At the top I keep going, past Wisht Tor.
“Wait a minute,” Zak says, and I pause, turn back. He stands with the tor at his back, the moors sweeping down and then up around us. But he’s not looking at the view.
“What is it—can’t keep up?”
He shakes his head, a half smile on his lips. “Talk to me, Quinn.”
“What about?”
“This place. Your grandmother. What both mean to you. You seem a different person h
ere.”
His eyes are intent and curious, but warm—as if he’s not driven by a hunger to know like Piper, but by the desire to help a friend. And this hooks into the pain inside, the longing to have someone who knows everything about me, someone I can say anything to.

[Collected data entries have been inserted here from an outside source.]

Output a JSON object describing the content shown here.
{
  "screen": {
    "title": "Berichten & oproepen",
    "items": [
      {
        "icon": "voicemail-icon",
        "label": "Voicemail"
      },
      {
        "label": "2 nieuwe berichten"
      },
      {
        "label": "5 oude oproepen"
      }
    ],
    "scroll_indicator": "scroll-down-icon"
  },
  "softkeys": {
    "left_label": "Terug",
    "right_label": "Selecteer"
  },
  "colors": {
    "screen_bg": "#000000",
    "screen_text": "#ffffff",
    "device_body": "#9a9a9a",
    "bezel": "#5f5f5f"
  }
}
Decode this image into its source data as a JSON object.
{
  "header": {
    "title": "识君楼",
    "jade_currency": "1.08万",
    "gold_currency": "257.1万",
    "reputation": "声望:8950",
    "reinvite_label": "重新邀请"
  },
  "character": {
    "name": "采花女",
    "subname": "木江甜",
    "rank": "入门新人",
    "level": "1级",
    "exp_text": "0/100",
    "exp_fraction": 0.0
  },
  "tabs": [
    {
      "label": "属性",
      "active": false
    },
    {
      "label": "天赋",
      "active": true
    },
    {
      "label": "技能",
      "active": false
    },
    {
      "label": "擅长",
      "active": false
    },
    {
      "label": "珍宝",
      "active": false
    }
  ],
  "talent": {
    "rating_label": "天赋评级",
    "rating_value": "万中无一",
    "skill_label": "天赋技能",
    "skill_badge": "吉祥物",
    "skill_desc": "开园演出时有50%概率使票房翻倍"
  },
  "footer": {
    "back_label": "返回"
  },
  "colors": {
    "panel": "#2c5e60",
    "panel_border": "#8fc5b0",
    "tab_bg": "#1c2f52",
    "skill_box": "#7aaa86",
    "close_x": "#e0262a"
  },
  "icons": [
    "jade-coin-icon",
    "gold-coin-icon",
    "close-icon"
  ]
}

But not like that. Not a friend, and not just someone, but this one—the eyes and lips and warm skin, the caring and intelligence and humor, all put together in the tall, fit, Zak-shaped package that now stands so close I could reach out a hand and touch it. Reach out and pull him close.
But that can never happen.
“You’ll find out about my grandmother soon enough,” I say, and start walking again. We stay silent the rest of the way to the car, but my thoughts race and argue with one another.
Why are we doing this? How does Piper somehow convince me to do just what she wants? Like going to Wistman’s Wood yesterday. Despite my fear, despite that strange feeling beforehand that Piper shouldn’t go there. Despite Gran’s warnings that I convinced myself to ignore.
Piper took my hand and held it to the rough bark of a tree—to feel the anguish, the hunger. I shake my head, not wanting to think what it must mean. And the dream that followed last night? I shiver.
And here I am again, doing exactly what she wants, despite my own judgment.
Something about her dispels fear, makes me believe that things will be all right. There is a magic, an ordinary sort, maybe, but still magic, in her smile. The sort that makes me want what she wants.
Before we came, Piper said all she wanted was to see the house and visit Gran in the hospital. Then last night it all changed. If we go to visit Gran, she said, the shock of seeing the two of us together might be too much for her. We couldn’t risk triggering another stroke.
I’d argued; I’d said that when I called, the hospital had told me how strong she was, that she could go home if someone was able to look after her. And I even said if Piper thought we shouldn’t go to the hospital together, she could go with Zak and pretend to be me, like I did with our dad in Winchester. I kept to myself that there was no chance of getting that past Gran. She’d know.